Importance of Communication Skills for developing interpersonal relationship in Nursing:
Both verbal and nonverbal communication skills aid nurses in their work. A soothing voice while answering questions and a friendly smile both send a message to the patient. Clear descriptions of symptoms aid the doctor in choosing a course of treatment. When the nurse is faced with a patient suffering disfiguring injury or illness, her calm demeanor in dealing with him can help ease his mind about acceptance in the world.
Another type of communication is the accurate written record maintained by the nurse on the patient's behalf. Clear, concise notes make follow up easier and improve continuity of care between caregivers. If the nurses on each shift know what was done during the other shifts, quality of care can remain more consistent.
A good communicator‐nurse expedites the flow of information between doctor and patient. This flow must not be interrupted by an unpleasant patient or physician. It includes the nurse's skilled observation of the patient's mental and physical condition, interpretation of the physician's orders and interaction with the patient and family.
The nurse can make a difference in how well the patient follow doctor's orders by explaining the importance of each step. She can also clarify any points the patient doesn't fully understand. The patient must understand dosing instructions in order to get the most benefit from medication and treatment. The nurse employs strong communication skills in assisting the patient to help himself on the path to healing.

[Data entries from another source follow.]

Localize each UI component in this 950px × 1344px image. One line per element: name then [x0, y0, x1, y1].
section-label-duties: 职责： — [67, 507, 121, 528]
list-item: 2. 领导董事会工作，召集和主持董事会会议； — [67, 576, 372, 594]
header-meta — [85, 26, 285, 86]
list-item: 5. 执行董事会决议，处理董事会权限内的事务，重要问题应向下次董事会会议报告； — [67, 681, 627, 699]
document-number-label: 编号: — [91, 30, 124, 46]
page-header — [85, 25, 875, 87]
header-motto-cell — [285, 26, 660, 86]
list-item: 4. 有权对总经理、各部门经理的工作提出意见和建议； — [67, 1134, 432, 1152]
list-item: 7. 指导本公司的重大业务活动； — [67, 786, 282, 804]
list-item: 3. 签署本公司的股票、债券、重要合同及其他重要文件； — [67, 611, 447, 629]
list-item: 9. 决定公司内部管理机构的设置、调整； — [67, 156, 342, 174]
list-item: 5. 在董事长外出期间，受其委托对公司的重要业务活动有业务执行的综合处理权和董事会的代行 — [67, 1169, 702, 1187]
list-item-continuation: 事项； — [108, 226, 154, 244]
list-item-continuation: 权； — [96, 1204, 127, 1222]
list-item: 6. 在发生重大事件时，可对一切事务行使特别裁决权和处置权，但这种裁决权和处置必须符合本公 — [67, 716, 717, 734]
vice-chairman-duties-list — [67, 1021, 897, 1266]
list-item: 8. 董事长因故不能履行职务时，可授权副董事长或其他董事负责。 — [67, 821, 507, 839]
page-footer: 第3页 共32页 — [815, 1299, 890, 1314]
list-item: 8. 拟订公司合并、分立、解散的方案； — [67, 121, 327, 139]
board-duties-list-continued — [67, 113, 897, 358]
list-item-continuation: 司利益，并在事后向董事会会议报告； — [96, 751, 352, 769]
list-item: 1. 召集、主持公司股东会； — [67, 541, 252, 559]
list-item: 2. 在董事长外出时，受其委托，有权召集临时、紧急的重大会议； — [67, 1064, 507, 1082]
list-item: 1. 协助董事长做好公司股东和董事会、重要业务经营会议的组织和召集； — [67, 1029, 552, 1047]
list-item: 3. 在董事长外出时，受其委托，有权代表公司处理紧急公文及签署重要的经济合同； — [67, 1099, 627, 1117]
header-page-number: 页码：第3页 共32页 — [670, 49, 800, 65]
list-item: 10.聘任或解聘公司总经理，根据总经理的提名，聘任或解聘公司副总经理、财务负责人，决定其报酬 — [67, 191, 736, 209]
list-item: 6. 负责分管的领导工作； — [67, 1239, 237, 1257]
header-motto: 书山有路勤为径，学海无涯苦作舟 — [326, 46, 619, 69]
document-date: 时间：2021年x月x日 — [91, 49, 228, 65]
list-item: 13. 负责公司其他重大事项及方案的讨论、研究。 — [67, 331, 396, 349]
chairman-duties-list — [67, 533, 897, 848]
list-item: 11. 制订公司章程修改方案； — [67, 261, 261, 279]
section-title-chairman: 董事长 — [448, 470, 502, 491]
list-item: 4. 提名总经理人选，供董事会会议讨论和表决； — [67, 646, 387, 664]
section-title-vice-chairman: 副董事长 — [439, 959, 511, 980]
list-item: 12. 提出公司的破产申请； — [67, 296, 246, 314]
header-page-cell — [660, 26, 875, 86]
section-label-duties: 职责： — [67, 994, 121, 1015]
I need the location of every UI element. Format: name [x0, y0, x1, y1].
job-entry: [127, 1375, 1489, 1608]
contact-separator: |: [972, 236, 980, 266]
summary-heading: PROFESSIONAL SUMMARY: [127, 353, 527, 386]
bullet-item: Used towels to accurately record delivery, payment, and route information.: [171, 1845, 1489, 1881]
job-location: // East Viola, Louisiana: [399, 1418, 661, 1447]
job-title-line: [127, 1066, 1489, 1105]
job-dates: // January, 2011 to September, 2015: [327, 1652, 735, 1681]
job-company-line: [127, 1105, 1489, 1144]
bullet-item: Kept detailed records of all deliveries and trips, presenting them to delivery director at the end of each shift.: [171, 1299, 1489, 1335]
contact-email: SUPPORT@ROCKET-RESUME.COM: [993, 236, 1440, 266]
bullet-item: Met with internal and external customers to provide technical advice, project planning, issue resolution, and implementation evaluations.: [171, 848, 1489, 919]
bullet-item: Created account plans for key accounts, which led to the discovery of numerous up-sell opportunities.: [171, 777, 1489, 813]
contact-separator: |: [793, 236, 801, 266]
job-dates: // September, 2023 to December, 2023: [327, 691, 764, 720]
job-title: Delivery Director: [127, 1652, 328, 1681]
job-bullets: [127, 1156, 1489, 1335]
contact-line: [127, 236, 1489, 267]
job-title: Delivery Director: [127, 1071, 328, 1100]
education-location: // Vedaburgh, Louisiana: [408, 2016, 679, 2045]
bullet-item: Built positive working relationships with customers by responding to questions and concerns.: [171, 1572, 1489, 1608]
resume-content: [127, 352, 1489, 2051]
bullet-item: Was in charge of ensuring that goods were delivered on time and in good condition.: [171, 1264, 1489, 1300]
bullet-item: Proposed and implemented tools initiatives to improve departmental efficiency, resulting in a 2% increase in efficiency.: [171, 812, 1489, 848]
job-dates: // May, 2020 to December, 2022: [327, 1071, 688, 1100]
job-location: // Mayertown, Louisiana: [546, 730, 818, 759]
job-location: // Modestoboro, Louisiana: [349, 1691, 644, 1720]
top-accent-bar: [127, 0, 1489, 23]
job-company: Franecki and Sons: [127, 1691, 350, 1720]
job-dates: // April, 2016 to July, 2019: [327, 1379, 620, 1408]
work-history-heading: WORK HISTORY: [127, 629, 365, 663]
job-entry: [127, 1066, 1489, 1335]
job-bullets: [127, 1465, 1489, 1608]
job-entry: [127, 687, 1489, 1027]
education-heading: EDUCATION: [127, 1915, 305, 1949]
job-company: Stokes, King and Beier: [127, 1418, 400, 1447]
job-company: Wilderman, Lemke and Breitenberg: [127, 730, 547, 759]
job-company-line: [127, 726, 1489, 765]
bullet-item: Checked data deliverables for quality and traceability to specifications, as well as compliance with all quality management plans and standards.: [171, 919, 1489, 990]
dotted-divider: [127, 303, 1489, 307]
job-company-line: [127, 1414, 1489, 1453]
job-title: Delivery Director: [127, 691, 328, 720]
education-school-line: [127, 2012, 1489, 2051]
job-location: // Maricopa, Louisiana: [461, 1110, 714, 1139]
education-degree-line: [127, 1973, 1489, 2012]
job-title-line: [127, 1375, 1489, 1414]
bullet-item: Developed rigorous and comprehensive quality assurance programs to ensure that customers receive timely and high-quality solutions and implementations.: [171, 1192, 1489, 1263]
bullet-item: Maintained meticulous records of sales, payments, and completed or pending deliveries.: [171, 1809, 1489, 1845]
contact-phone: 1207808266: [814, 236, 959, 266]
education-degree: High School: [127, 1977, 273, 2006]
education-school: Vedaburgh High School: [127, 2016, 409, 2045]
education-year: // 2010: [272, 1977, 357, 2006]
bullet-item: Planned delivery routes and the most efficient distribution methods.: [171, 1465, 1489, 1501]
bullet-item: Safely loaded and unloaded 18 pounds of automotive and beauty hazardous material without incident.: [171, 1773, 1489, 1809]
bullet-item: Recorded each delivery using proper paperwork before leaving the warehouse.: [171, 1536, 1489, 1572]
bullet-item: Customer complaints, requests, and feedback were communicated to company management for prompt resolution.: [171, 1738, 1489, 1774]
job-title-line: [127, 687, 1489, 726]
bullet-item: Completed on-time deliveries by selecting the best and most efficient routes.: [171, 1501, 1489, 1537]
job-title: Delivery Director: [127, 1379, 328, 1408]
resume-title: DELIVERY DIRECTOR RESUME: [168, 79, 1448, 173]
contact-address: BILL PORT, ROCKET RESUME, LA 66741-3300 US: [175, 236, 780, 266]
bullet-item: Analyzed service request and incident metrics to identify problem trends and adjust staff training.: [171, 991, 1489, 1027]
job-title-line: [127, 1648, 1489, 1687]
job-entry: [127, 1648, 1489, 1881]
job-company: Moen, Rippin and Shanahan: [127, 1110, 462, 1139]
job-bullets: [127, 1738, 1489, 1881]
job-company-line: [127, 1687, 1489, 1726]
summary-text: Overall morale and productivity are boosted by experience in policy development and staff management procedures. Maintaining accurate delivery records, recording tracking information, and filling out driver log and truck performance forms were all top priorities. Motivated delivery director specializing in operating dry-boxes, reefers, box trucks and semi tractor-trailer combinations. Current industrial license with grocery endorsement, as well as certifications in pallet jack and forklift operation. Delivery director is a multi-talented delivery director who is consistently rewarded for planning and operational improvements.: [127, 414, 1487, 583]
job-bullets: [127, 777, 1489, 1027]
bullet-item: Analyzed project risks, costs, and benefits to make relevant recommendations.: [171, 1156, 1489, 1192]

The human being within the patient's condition can feel neglected with medical procedures and jargon surrounding him. When the nurse takes time to talk to him as a person, she gives human dignity back to him. She can answer questions about upcoming tests and alleviate fears. By acknowledging him as an individual rather than just a case, she offers a gift as important as the medication prescribed for him.
The nurse's actions and words must go together to offer the most benefit to the patient. Any conflict between them will disorient the patient and undermine his confidence in the nurse. The patient deserves sincerity from his nurse.